Suma did not follow. Instead she arose and began to search the neighborhood, for the other creature’s actions plainly betrayed the fact that she had a fawn hidden nearby. Why exhaust herself in a fruitless chase after the fleeting mother whose speed was so much greater than her own and who had dashed away simply to deceive her foe and in the hope of drawing her from the spot where her offspring was concealed? The fawn, far more desirable than its elder, could be had for the mere finding.
But the fawn had already learned one of the most important lessons of life and this bit of knowledge had saved him from an untimely end no fewer than seven times during his ten days on earth.

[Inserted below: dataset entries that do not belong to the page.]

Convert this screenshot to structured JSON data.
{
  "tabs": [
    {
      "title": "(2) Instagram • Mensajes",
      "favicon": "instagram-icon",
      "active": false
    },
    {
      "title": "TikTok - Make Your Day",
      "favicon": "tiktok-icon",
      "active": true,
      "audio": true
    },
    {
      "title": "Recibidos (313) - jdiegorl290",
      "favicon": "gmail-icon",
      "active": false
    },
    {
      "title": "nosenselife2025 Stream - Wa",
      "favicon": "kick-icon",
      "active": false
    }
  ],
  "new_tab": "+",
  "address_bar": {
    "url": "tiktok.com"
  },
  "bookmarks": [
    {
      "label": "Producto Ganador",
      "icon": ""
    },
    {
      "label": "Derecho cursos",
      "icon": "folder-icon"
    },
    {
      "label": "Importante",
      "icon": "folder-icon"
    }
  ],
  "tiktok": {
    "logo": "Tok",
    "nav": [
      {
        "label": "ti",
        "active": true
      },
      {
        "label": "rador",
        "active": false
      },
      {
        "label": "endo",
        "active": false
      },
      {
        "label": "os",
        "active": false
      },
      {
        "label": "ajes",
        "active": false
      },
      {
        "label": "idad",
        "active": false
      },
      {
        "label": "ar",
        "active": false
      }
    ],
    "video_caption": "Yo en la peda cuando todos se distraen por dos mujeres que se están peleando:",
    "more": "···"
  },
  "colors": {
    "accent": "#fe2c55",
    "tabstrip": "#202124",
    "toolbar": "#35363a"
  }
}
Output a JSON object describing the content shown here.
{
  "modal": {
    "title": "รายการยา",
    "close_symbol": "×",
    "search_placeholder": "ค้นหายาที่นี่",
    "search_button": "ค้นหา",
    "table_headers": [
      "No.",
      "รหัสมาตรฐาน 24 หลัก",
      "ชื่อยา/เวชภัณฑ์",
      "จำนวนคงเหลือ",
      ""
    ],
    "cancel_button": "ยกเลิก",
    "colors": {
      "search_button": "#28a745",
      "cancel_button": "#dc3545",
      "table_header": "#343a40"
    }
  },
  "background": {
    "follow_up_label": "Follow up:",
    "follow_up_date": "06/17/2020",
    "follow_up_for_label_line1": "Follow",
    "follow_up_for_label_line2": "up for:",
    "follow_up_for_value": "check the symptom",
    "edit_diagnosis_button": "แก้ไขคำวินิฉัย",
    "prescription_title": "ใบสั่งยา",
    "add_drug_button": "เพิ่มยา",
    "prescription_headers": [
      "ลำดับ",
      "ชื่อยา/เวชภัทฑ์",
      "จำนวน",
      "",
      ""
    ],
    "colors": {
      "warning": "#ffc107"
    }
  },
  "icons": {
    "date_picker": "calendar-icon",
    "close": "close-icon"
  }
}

Now, the fawn was prettily spotted, and most persons who delve into such matters and try to reconcile cause and effect, particularly from a distant point of view, would have said that this coloration was the means of rendering it, crouching among the ferns with head and neck flattened to the ground, invisible to its enemies. But the truth of the matter was that its color had nothing to do with its security. During the hours of dusk and darkness when the predaceous animals came out to hunt, the fawn might have been red or blue or green so far as its color was concerned with its safety, for in the gloom of the jungle all objects not snowy white appeared black if they could be distinguished at all. The important thing was that it lay motionless—had been in this identical position for some time, and so long as it did not move it gave off no scent. It was for this same reason that the tinamou and quail and other ground-nesting birds escaped the keen noses of the foxes, otherwise they would have been exterminated long ago. The preying animals hunted by scent, not by sight.
If the brocket mother, after her wild dash in the hope of luring Suma from the spot had only stayed away both she and her offspring would have been safe. But, finding that her ruse had been unsuccessful she anxiously returned. The Jaguar sensed her coming and waited; the snort and impatient stamp that announced her arrival was superfluous for Suma had seen her approach.